In order to enable monitoring for user-defined projects, we need to set enableUserWorkload: true
in the cluster monitoring ConfigMap object. You can do this by applying the following yaml:
oc apply -f obs/cluster-monitoring-config.yaml
Now that we have enabled user-workload monitoring, we just need to add vLLM to the list of metrics we want to Prometheus to gather. We can do this be adding vllm:.*
to the uwl_metrics_list.yaml
in the project namespace. Before applying the yaml, make sure to change the value of namespace to the namespace that your model has been deployed in. Once you've changed the namespace value, update the uwl_metrics_list.yaml
to add vLLM metrics:
oc apply -f obs/metrics_allowlist.yaml
5.2.1 Install & Setup Grafana
- Create Grafana namespace
oc create namespace grafana
- Deploy grafana PVC, Service, and Deployment
oc apply -f obs/grafana-setup.yaml -n grafana
- Apply route to expose Grafana UI externally
oc apply -f obs/expose-grafana.yaml -n grafana
- Get the Grafana route URL:
oc get route grafana -n grafana -o jsonpath='https://{.spec.host}{"\n"}'
- Create Grafana Secret Token
This is used so that Grafana can access the Prometheus Data Source.

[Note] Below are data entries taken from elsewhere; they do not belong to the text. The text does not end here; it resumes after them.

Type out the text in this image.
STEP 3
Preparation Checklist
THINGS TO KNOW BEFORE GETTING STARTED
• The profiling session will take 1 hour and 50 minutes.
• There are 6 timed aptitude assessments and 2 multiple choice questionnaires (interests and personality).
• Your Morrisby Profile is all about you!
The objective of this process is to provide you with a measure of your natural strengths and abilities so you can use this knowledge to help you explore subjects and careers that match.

oc apply -f obs/grafana-prometheus-token.yaml -n grafana
Get the token by running the following command:
oc get secret grafana-prometheus-token \
-n openshift-monitoring \
-o jsonpath='{.data.token}' | base64 -d && echo
- Add Data Source in Grafana UI
Navigate to data sources -> add data source
Select Prometheus as the data source, then fill in the following values:
- Prometheus Server URL: https://thanos-querier.openshift-monitoring.svc.cluster.local:9091
- Skip TLS certificate Validation: Check this box
- HTTP headers:
- Header: Authorization
- Value: Bearer [Token created in step 5.5]
Once the above is filled out, hit save and test at the bottom. You should then see the following:
- Verify vLLM and DCGM Metrics can be read from Data Source
We want to make sure Grafana is actually getting the vLLM and DCGM metrics from the Data Source.
Go to explore->metrics explorer and then for the metric value type vllm, verify that you can see the diffeent vllm metrics. Then type DCGM, and verify you can see the different DCGM metrics.
The vLLM dashboard that is used by Emerging Tech and Red Hat Research can be found here: https://github.com/redhat-et/ai-observability/blob/main/vllm-dashboards/vllm-grafana-openshift.json. This dashboard is based on the upstream vLLM dashboard.
Go to Dashboards -> Create Dashboard
Select Import a dashboard. Then either upload the vLLM dashboard yaml or just copy and paste the yaml into the box provided.
Then hit load, then Import.
The DCGM Grafana Dashboard can be found here: https://grafana.com/grafana/dashboards/12239-nvidia-dcgm-exporter-dashboard/.
Go back to dashboards in Grafana UI and select new->import. Copy the following dashboard ID: 12239
. Paste that dashboard ID on Import Dashboard page. Then hit load.
Select prometheus data source then select Import.
Now you should have succesfully imported the NVIDIA DCGM Exporter Dashboard, useful for GPU Monitoring.